Later I would understand even more why the meaning of your name was so important.
That’s the really special thing about God, Levi. He speaks to us. We can’t always hear His voice like you can hear mine or Daddy’s. But He speaks to us just the same. That’s why we read the Bible together. But He doesn’t only use the Bible to speak to us. He is a great BIG God and uses all sorts of fun ways to speak to His children.
But this time, it was through the Bible that God spoke to Mama. I was reading in Genesis, you know the very first book of the Bible. The same book that talks about creation and Noah and Abraham and Issac and one of your favorites, Jacob. And that’s exactly the part I was reading. That story about Jacob.
Jacob had a wife and her name was Leah. And she wasn’t very happy. In fact, she had been really, really sad. But God was kind to her and kept giving her sons, because children are blessings from God.
I was reading and reading and then I came to the part about her third son and I stopped. Do you know why? Because her third son she named Levi too! How had I not remembered that? I thought it was pretty cool that we had both named our third child the same name. And do you know what? The meaning of your names meant something special to Leah in the Bible too. She said, “I will name him Levi, so that I will be attached to my husband.”
God had a special plan for her Levi. Leah wanted to be happy, to make her husband and family happy. And God was going to use her Levi to help her do that.
And you know what? God had a special plan for MY Levi too. He would use you in the same way to attach us all together. To bring joy and healing and great happiness to our family.
When I read that part in Genesis I knew that God had spoken to me in that special way that He does. He was telling me that He saw and understood. That He had a plan and would take care of us, because He is a caring God.
You are an important little guy, my Levi. God had a special plan and purpose for you from the very first moment you entered this world. I want you to always remember that. To know and believe with all your heart that you are special and that God loves you. That He sees you and is using you to accomplish great things.
And your daddy was so good at staying up with you when you had your days and nights mixed up.
|This is you smiling at your Daddy|
And somehow you fit in so well. And we all asked ourselves how we had ever gotten along without you!
There’s that word again.
How did it go by so fast? I look back at pictures and videos and remember how crazy it was and I really felt that it would be that way forever. But everyone kept telling me that it wouldn’t. Somehow I just didn’t believe them!
But now I do. And I want to hold onto every single moment and put a brick on your head to keep you from growing any bigger. And post a sign on the door that says “NO GETTING BIGGER ALLOWED!”
But I know that that’s impossible and it’s not even right.
I have loved watching you get bigger.
You were the best ‘cheeser’… Every time you saw the camera come out, it was an immediate “CHHEEESSE!”
I love your funny sayings, like, “Mom, what should I do with this booger? It’s a giant one.”
And I love your “what if’s”. Like, “Mom, what if a man flew up to the moon so he could roast a marshmallow on the sun?
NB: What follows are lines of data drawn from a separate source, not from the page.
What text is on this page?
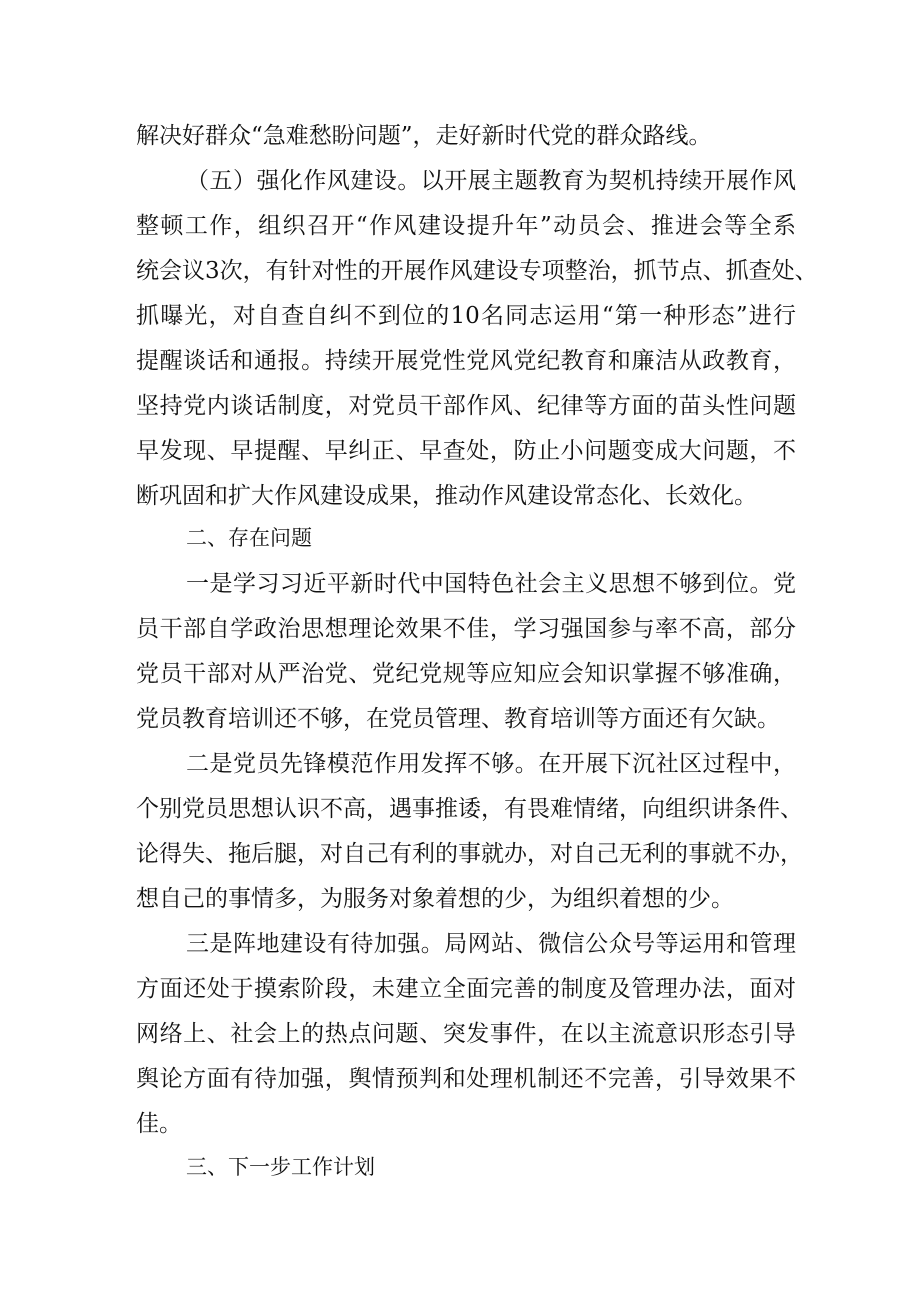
解决好群众“急难愁盼问题”，走好新时代党的群众路线。
（五）强化作风建设。以开展主题教育为契机持续开展作风
整顿工作，组织召开“作风建设提升年”动员会、推进会等全系
统会议3次，有针对性的开展作风建设专项整治，抓节点、抓查处、
抓曝光，对自查自纠不到位的10名同志运用“第一种形态”进行
提醒谈话和通报。持续开展党性党风党纪教育和廉洁从政教育，
坚持党内谈话制度，对党员干部作风、纪律等方面的苗头性问题
早发现、早提醒、早纠正、早查处，防止小问题变成大问题，不
断巩固和扩大作风建设成果，推动作风建设常态化、长效化。
二、存在问题
一是学习习近平新时代中国特色社会主义思想不够到位。党
员干部自学政治思想理论效果不佳，学习强国参与率不高，部分
党员干部对从严治党、党纪党规等应知应会知识掌握不够准确，
党员教育培训还不够，在党员管理、教育培训等方面还有欠缺。
二是党员先锋模范作用发挥不够。在开展下沉社区过程中，
个别党员思想认识不高，遇事推诿，有畏难情绪，向组织讲条件、
论得失、拖后腿，对自己有利的事就办，对自己无利的事就不办，
想自己的事情多，为服务对象着想的少，为组织着想的少。
三是阵地建设有待加强。局网站、微信公众号等运用和管理
方面还处于摸索阶段，未建立全面完善的制度及管理办法，面对
网络上、社会上的热点问题、突发事件，在以主流意识形态引导
舆论方面有待加强，舆情预判和处理机制还不完善，引导效果不
佳。
三、下一步工作计划
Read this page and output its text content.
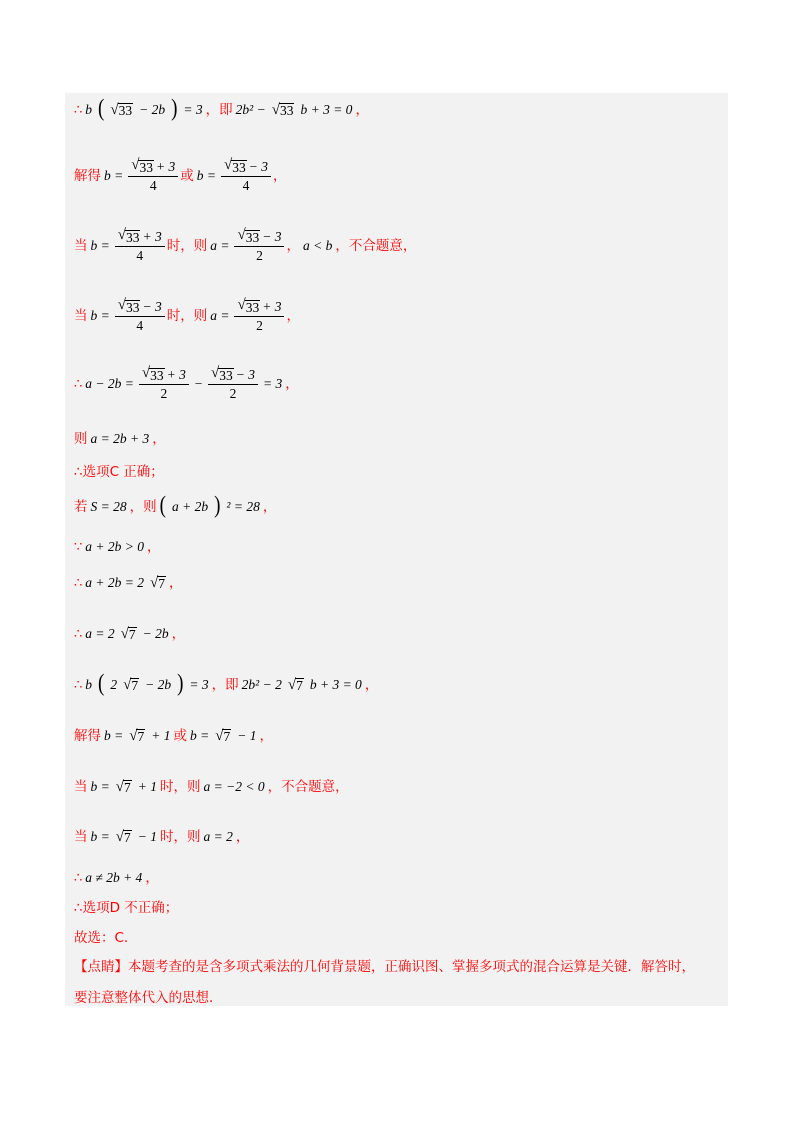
∴ b ( √ 33 − 2b ) = 3 ，即 2b² − √ 33 b + 3 = 0 ，
解得 $b = \frac{√ 33 + 3}{4}$ 或 $b = \frac{√ 33 - 3}{4}$ ，
当 $b = \frac{√ 33 + 3}{4}$ 时，则 $a = \frac{√ 33 - 3}{2}$ ， a < b ，不合题意，
当 $b = \frac{√ 33 - 3}{4}$ 时，则 $a = \frac{√ 33 + 3}{2}$ ，
∴ $a - 2b = \frac{√ 33 + 3}{2} - \frac{√ 33 - 3}{2} = 3$ ，
则 a = 2b + 3 ，
∴选项C 正确；
若 S = 28 ，则 ( a + 2b ) ² = 28 ，
∵ a + 2b > 0 ，
∴ a + 2b = 2 √ 7 ，
∴ a = 2 √ 7 − 2b ，
∴ b ( 2 √ 7 − 2b ) = 3 ，即 2b² − 2 √ 7 b + 3 = 0 ，
解得 b = √ 7 + 1 或 b = √ 7 − 1 ，
当 b = √ 7 + 1 时，则 a = −2 < 0 ，不合题意，
当 b = √ 7 − 1 时，则 a = 2 ，
∴ a ≠ 2b + 4 ，
∴选项D 不正确；
故选：C.
【点睛】本题考查的是含多项式乘法的几何背景题，正确识图、掌握多项式的混合运算是关键．解答时，
要注意整体代入的思想．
Wouldn’t that be cool?”
I love how stubborn you are. How LOUD you can be! That you want to always be apart and included… anything from helping in the kitchen to doing school work.
I love that you always tell me I smell nice. Even when your version of ‘smelling nice’ is smelling like chicken or ketchup or hot dogs. Do I really smell like hot dogs??
And I have loved watching you watch the new baby grow in my tummy. You were the first to tell me how ‘fat my tummy was getting’ and you love putting your hand on my belly to see if he’s awake. I can’t wait to see you as a big brother. It’s a big responsibility! Are you ready for it?? I think you will be.
I am so proud of you, my Levi. Thanks for showing Mama how to laugh, how to let go and for teaching me that sound effects really are appropriate in every situation.
You truly are a gift. The best birthday present a Mama could ask for!